Unintended benefit: Dust is absorbing moisture that tropical cyclones need to form
NASSAU, BAHAMAS — Residents with allergies and or respiratory illnesses are being advised to take necessary precautions, inclusive of taking medication, as The Bahamas braces for a concentrated expanse of Saharan dust haze.
Some of the dust, known as the Saharan Air Layer (SAL), is expected to move over the southern and central Bahamas today and tomorrow, and some of the northern islands, including New Providence on Wednesday.
The SAL commonly forms from late spring through early fall.
The current plume originated off western Africa and has travelled over 3,000 miles from the Atlantic Ocean to the Caribbean Sea.
Numerous Caribbean countries have warned their residents to take similar health precautions as the dense plume made its way across the Atlantic Ocean and into the region.
The Bahamas Department of Meteorology is expected to issue an advisory today.
In an interview with Eyewitness News, Chief Climatological Officer Michael Stubbs said: “Between now and Wednesday, we should be experiencing quite a bit of it in the upper atmosphere.
“This is not uncommon.

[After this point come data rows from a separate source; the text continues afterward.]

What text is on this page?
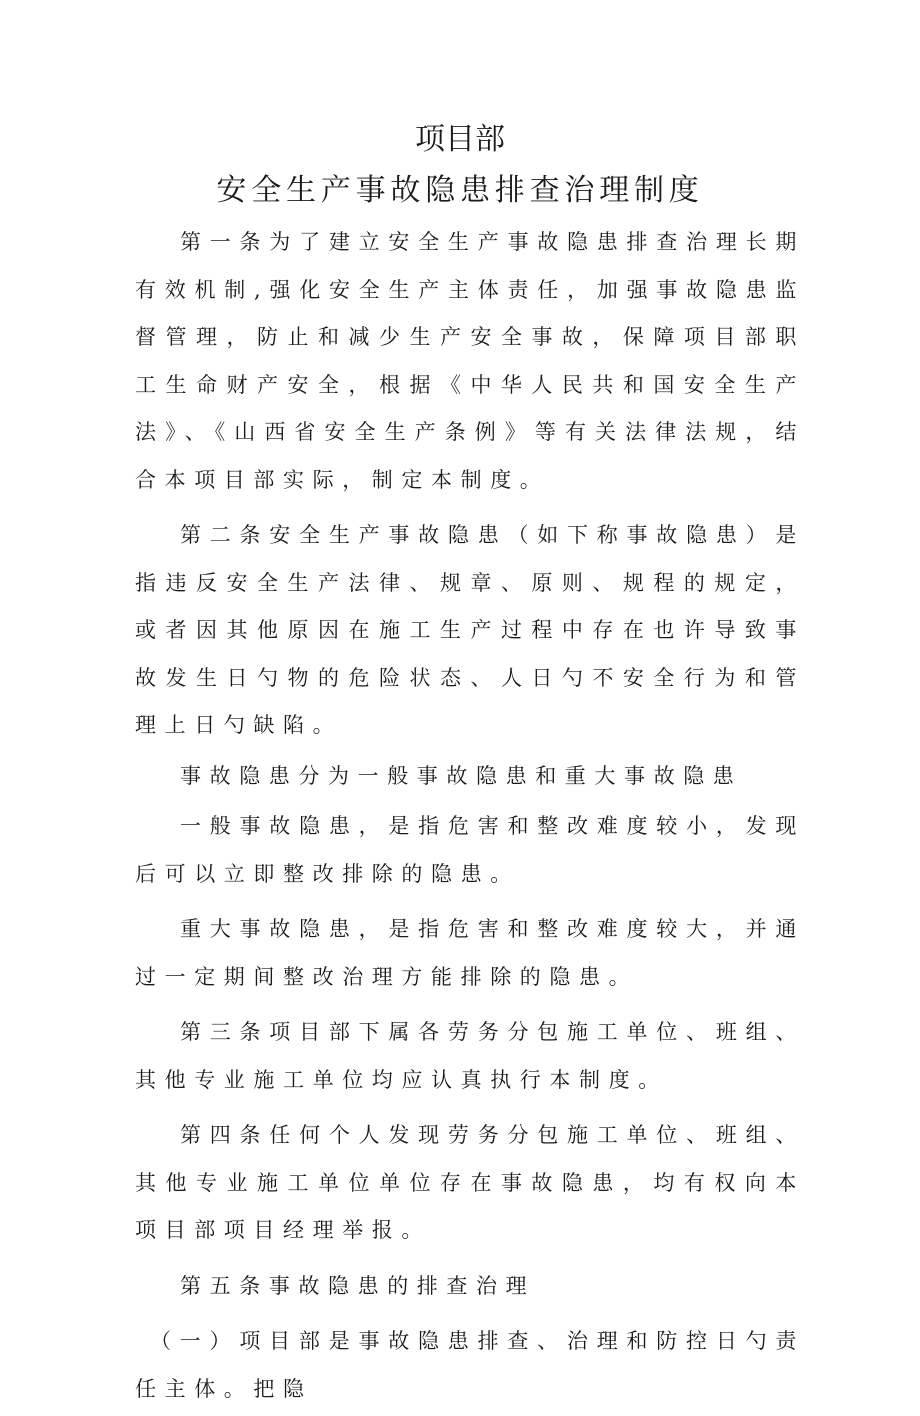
项目部
安全生产事故隐患排查治理制度

第一条为了建立安全生产事故隐患排查治理长期有效机制,强化安全生产主体责任，加强事故隐患监督管理，防止和减少生产安全事故，保障项目部职工生命财产安全，根据《中华人民共和国安全生产法》、《山西省安全生产条例》等有关法律法规，结合本项目部实际，制定本制度。

第二条安全生产事故隐患（如下称事故隐患）是指违反安全生产法律、规章、原则、规程的规定，或者因其他原因在施工生产过程中存在也许导致事故发生日勺物的危险状态、人日勺不安全行为和管理上日勺缺陷。

事故隐患分为一般事故隐患和重大事故隐患

一般事故隐患，是指危害和整改难度较小，发现后可以立即整改排除的隐患。

重大事故隐患，是指危害和整改难度较大，并通过一定期间整改治理方能排除的隐患。

第三条项目部下属各劳务分包施工单位、班组、其他专业施工单位均应认真执行本制度。

第四条任何个人发现劳务分包施工单位、班组、其他专业施工单位单位存在事故隐患，均有权向本项目部项目经理举报。

第五条事故隐患的排查治理

（一）项目部是事故隐患排查、治理和防控日勺责任主体。把隐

Almost every year, around this time, we will see this kind of occurrence: that is Saharan dust coming over from the Saharan area and the west coast of Africa and it is actually airborne, and caught up in the trade winds, and it brings it this way.
“Trade winds blow from east to west across The Bahamas,” he said.

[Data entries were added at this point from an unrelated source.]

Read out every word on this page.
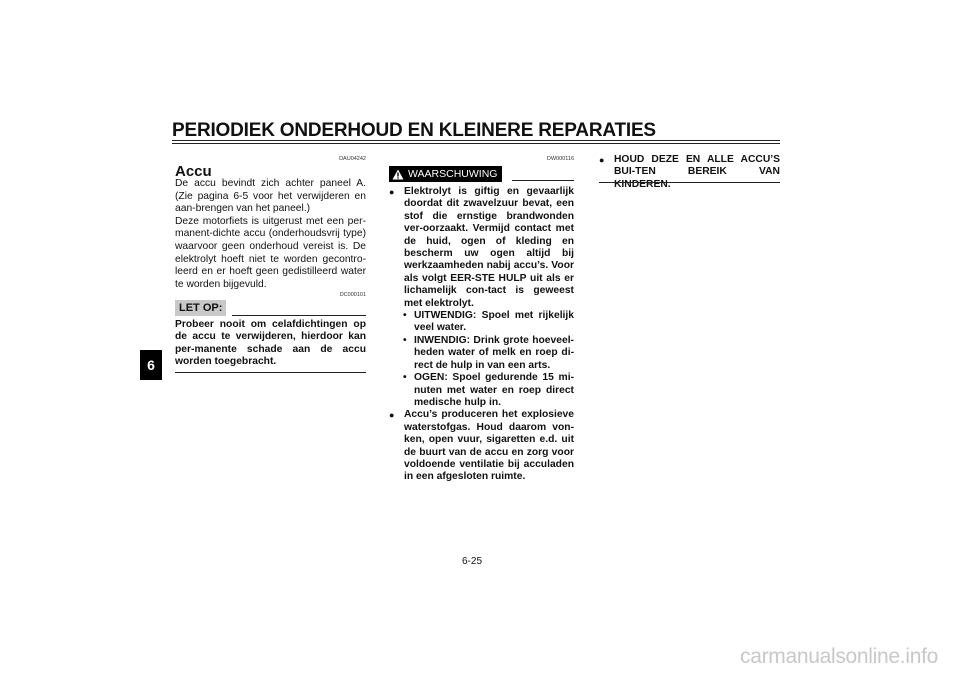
PERIODIEK ONDERHOUD EN KLEINERE REPARATIES
6
DAU04242
Accu

De accu bevindt zich achter paneel A. (Zie pagina 6-5 voor het verwijderen en aan-brengen van het paneel.)

Deze motorfiets is uitgerust met een per-manent-dichte accu (onderhoudsvrij type) waarvoor geen onderhoud vereist is. De elektrolyt hoeft niet te worden gecontro-leerd en er hoeft geen gedistilleerd water te worden bijgevuld.

DC000101
LET OP:
Probeer nooit om celafdichtingen op de accu te verwijderen, hierdoor kan per-manente schade aan de accu worden toegebracht.
DW000116
WAARSCHUWING
● Elektrolyt is giftig en gevaarlijk doordat dit zwavelzuur bevat, een stof die ernstige brandwonden ver-oorzaakt. Vermijd contact met de huid, ogen of kleding en bescherm uw ogen altijd bij werkzaamheden nabij accu’s. Voor als volgt EER-STE HULP uit als er lichamelijk con-tact is geweest met elektrolyt.
• UITWENDIG: Spoel met rijkelijk veel water.
• INWENDIG: Drink grote hoeveel-heden water of melk en roep di-rect de hulp in van een arts.
• OGEN: Spoel gedurende 15 mi-nuten met water en roep direct medische hulp in.
● Accu’s produceren het explosieve waterstofgas. Houd daarom von-ken, open vuur, sigaretten e.d. uit de buurt van de accu en zorg voor voldoende ventilatie bij acculaden in een afgesloten ruimte.
● HOUD DEZE EN ALLE ACCU’S BUI-TEN BEREIK VAN KINDEREN.
6-25
carmanualsonline.info
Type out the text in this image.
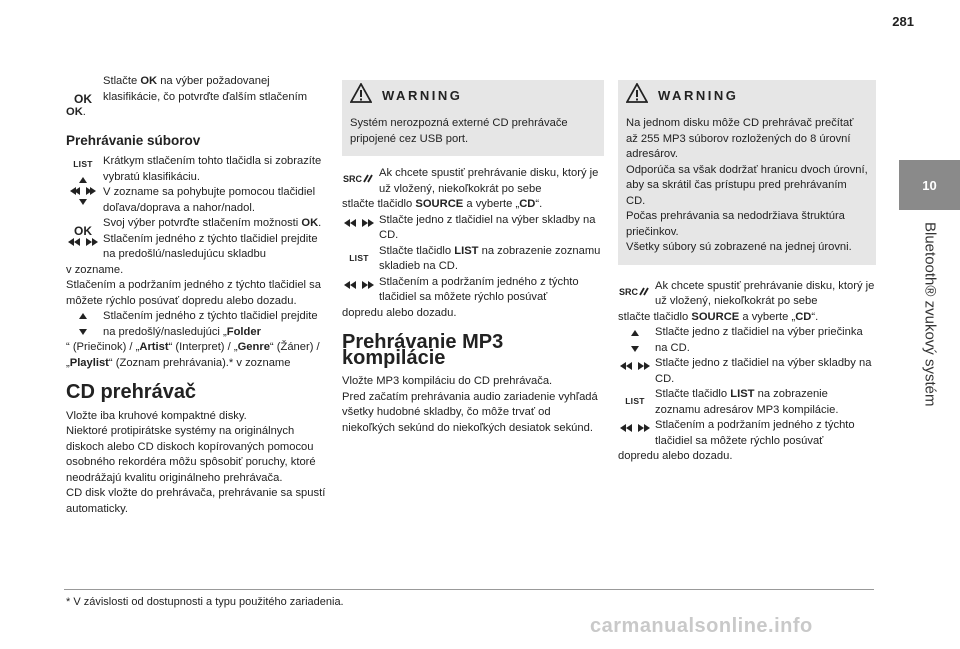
281
10
Bluetooth® zvukový systém
OK
Stlačte OK na výber požadovanej klasifikácie, čo potvrďte ďalším stlačením

OK.

Prehrávanie súborov
LIST Krátkym stlačením tohto tlačidla si zobrazíte vybratú klasifikáciu.
V zozname sa pohybujte pomocou tlačidiel doľava/doprava a nahor/nadol.
OK
Svoj výber potvrďte stlačením možnosti OK.
Stlačením jedného z týchto tlačidiel prejdite na predošlú/nasledujúcu skladbu

v zozname.
Stlačením a podržaním jedného z týchto tlačidiel sa môžete rýchlo posúvať dopredu alebo dozadu.

Stlačením jedného z týchto tlačidiel prejdite na predošlý/nasledujúci „Folder

“ (Priečinok) / „Artist“ (Interpret) / „Genre“ (Žáner) / „Playlist“ (Zoznam prehrávania).* v zozname

CD prehrávač

Vložte iba kruhové kompaktné disky.
Niektoré protipirátske systémy na originálnych diskoch alebo CD diskoch kopírovaných pomocou osobného rekordéra môžu spôsobiť poruchy, ktoré neodrážajú kvalitu originálneho prehrávača.
CD disk vložte do prehrávača, prehrávanie sa spustí automaticky.

WARNING
Systém nerozpozná externé CD prehrávače pripojené cez USB port.
SRC Ak chcete spustiť prehrávanie disku, ktorý je už vložený, niekoľkokrát po sebe

stlačte tlačidlo SOURCE a vyberte „CD“.

Stlačte jedno z tlačidiel na výber skladby na CD.
LIST
Stlačte tlačidlo LIST na zobrazenie zoznamu skladieb na CD.
Stlačením a podržaním jedného z týchto tlačidiel sa môžete rýchlo posúvať

dopredu alebo dozadu.

Prehrávanie MP3 kompilácie

Vložte MP3 kompiláciu do CD prehrávača.
Pred začatím prehrávania audio zariadenie vyhľadá všetky hudobné skladby, čo môže trvať od niekoľkých sekúnd do niekoľkých desiatok sekúnd.

WARNING
Na jednom disku môže CD prehrávač prečítať až 255 MP3 súborov rozložených do 8 úrovní adresárov.
Odporúča sa však dodržať hranicu dvoch úrovní, aby sa skrátil čas prístupu pred prehrávaním CD.
Počas prehrávania sa nedodržiava štruktúra priečinkov.
Všetky súbory sú zobrazené na jednej úrovni.
SRC Ak chcete spustiť prehrávanie disku, ktorý je už vložený, niekoľkokrát po sebe

stlačte tlačidlo SOURCE a vyberte „CD“.

Stlačte jedno z tlačidiel na výber priečinka na CD.
Stlačte jedno z tlačidiel na výber skladby na CD.
LIST
Stlačte tlačidlo LIST na zobrazenie zoznamu adresárov MP3 kompilácie.
Stlačením a podržaním jedného z týchto tlačidiel sa môžete rýchlo posúvať

dopredu alebo dozadu.

* V závislosti od dostupnosti a typu použitého zariadenia.
carmanualsonline.info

“In fact, it is the same path that the cyclones take actually when they develop off the coast of Africa.
“So, like many other countries we are asking persons who are prone to allergies, particularly where upper respiratory allergies to be cognizant and make sure to take the necessary actions and to prevent this becoming a problem for them by perhaps continuing to wear the mask like we do for COVID and also to perhaps to anticipate using the allergy prescribed medicine in advance of this.”
According to Stubbs, the dust participles in combination with high pressure could help to absorb more moisture in the atmosphere, which could suppress the formation of tropical cyclones and thunderstorms.
The dust haze could lead to a sore throat, itchy or watery eyes, sneezing, a runny and/or a dry cough.
Due to the ongoing COVID-19 pandemic and a heightened climate of awareness of symptoms suggestive of the virus, the health impacts of the dust could be misinterpreted.
The plume of dust was expected to impact St Maarten on Saturday and Jamaica today.
Both countries have issued advisories.
Meteorology Offices in other countries, including St Vincent and the Grenadines, and Trinidad and Tobago have issued similar warnings, encouraging vulnerable groups to take precautions.